ModifyRows(@rowToStoreValue, 
  @rowToStoreValue.value, 
  RoundUp(
    Product(tableOfItemsToRandomlyChoose.Count(), Random()),
    0
  )
)
1 Like

Hi @Johg_Ananda,
this is definitely useful.

However, I guess that the point was on weighting the items, so that they have different probability to be picked up.

Cheers!

1 Like

hello… thanks and nice representation of the answer…
however, how about circumstances that need to account the percentage probability up to decimal places? lets say upto 2 or 3 decimal places (or any max decimal places allowed)?

it appears that in your current suggested implementation, picking from the pool list of “Item Popularity”, it can only count up to whole integer of percent weight (ie 10%, 30%, 60%)… In circumstances example weights like “53.85%,15.38%,30.77%”, the decimal places will get ignored/truncated in the count.

One solution could be increase/introduce a base 10^x multiplier (to arbitrarily move the decimal place upon item calculation in order to account it). However, it would exponentially increase the items in “item popularity” list… increasing document size or backend processing? hmmm

Hi @chrisquim,
I totally understand your point and this makes sense.

If you need a viable solution that covers most of your use-cases, then this workaround can be reliable and can be optimised as such.
For example, do you need a high precision distribution over a high number of iterations?
This could drive where to put the most demanding logic implementation.

Instead, if you need a scalable framework to deal with weighted random probability and/or other distribution strategies, then perhaps Coda isn’t the proper answer.
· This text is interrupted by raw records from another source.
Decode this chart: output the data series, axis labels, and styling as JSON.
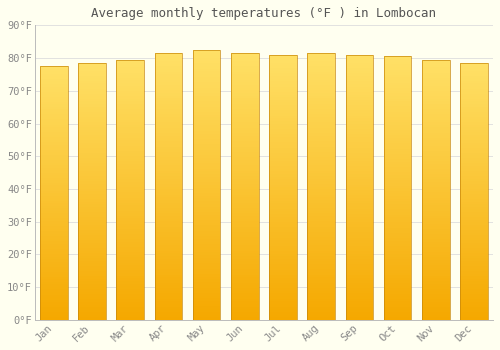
{
  "title": "Average monthly temperatures (°F ) in Lombocan",
  "categories": [
    "Jan",
    "Feb",
    "Mar",
    "Apr",
    "May",
    "Jun",
    "Jul",
    "Aug",
    "Sep",
    "Oct",
    "Nov",
    "Dec"
  ],
  "values": [
    77.5,
    78.5,
    79.5,
    81.5,
    82.5,
    81.5,
    81.0,
    81.5,
    81.0,
    80.5,
    79.5,
    78.5
  ],
  "bar_color_bottom": "#F5A800",
  "bar_color_top": "#FFE066",
  "bar_edge_color": "#C8870A",
  "background_color": "#FFFFF0",
  "grid_color": "#DDDDDD",
  "title_fontsize": 9,
  "tick_fontsize": 7.5,
  "tick_color": "#888888",
  "ylim": [
    0,
    90
  ],
  "yticks": [
    0,
    10,
    20,
    30,
    40,
    50,
    60,
    70,
    80,
    90
  ],
  "n_grad": 100
}
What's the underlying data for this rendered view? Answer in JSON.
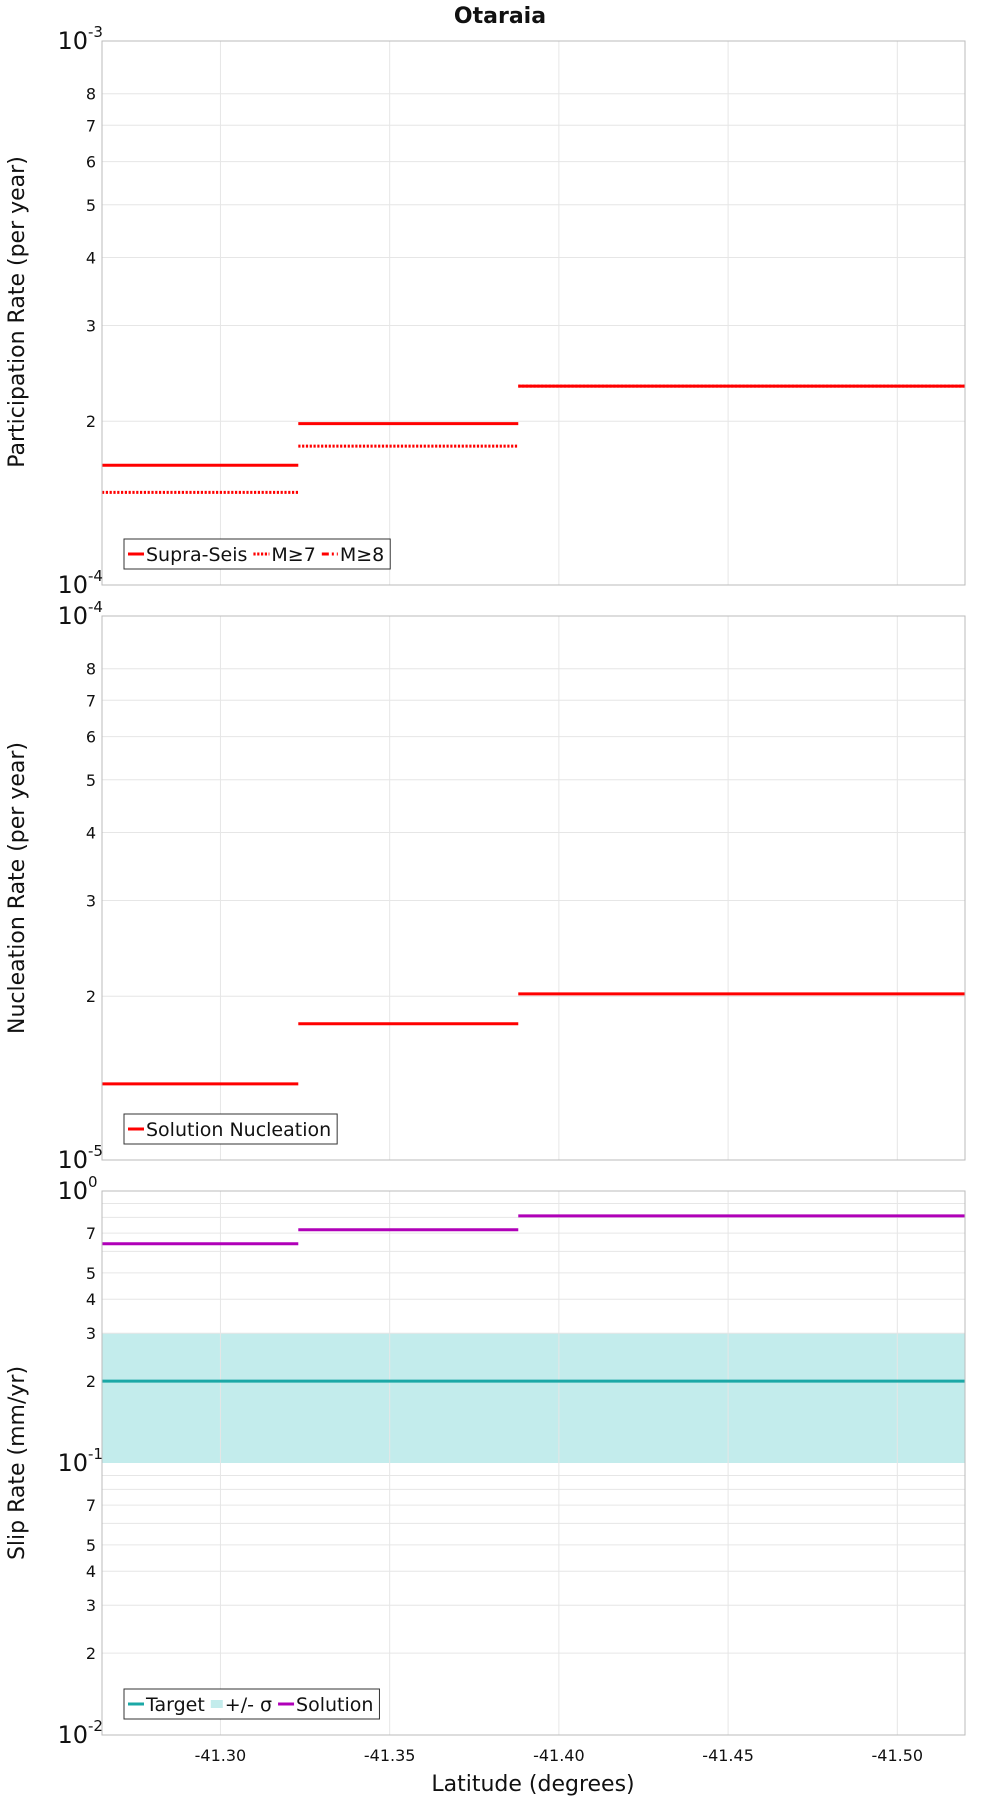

Understanding your actual need and what kind of cardinality you are planning to work with in terms of items, generations and precision would help to drive the solution.

Cheers!

3 Likes

Here’s another solution that works with arbitrary weights (could be easily adapted to use percentages instead). It relies on two extra columns in the list of items to choose from: a column for sort order (I just used RowID, but it could be any unique number) and a column for the accumulated weight in that sort order (which I called Range because I couldn’t think of a better name).

By the way, that Range column could slow down your doc if you have thousands of rows and you are constantly changing the weights or adding new rows. You could make a button to calculate those ranges if you need more control, and/or if the weights never change for a given row, and you will only ever add rows, you could replace the column formula with a Value for new rows formula.

2 Likes

@Ryan_Martens2 instead of using a Filter to find and sum all previous rows, you could create a PreviousRow column, and that might make this faster.

Current Approach

Current formula in Range:

thisRow.Weight+thisTable.Filter(
  CurrentValue.[Row ID / Sort Order] < thisRow.[Row ID / Sort Order]
).Weight.Sum()

PrevRow Approach

PrevRow based formula in Range:

thisRow.Weight + thisRow.PrevRow.Range.IfBlank(0)

PrevRow is a column with a formula like:

If(thisRow.[Row ID / Sort Order] - 1 != 0,
  thisTable.Nth(thisRow.[Row ID / Sort Order] -1),
  ''
)

Also, for Row Id / Sort Order make sure to use

thisTable.Find(thisRow)

Since it will allow you to manually reorder rows as you please.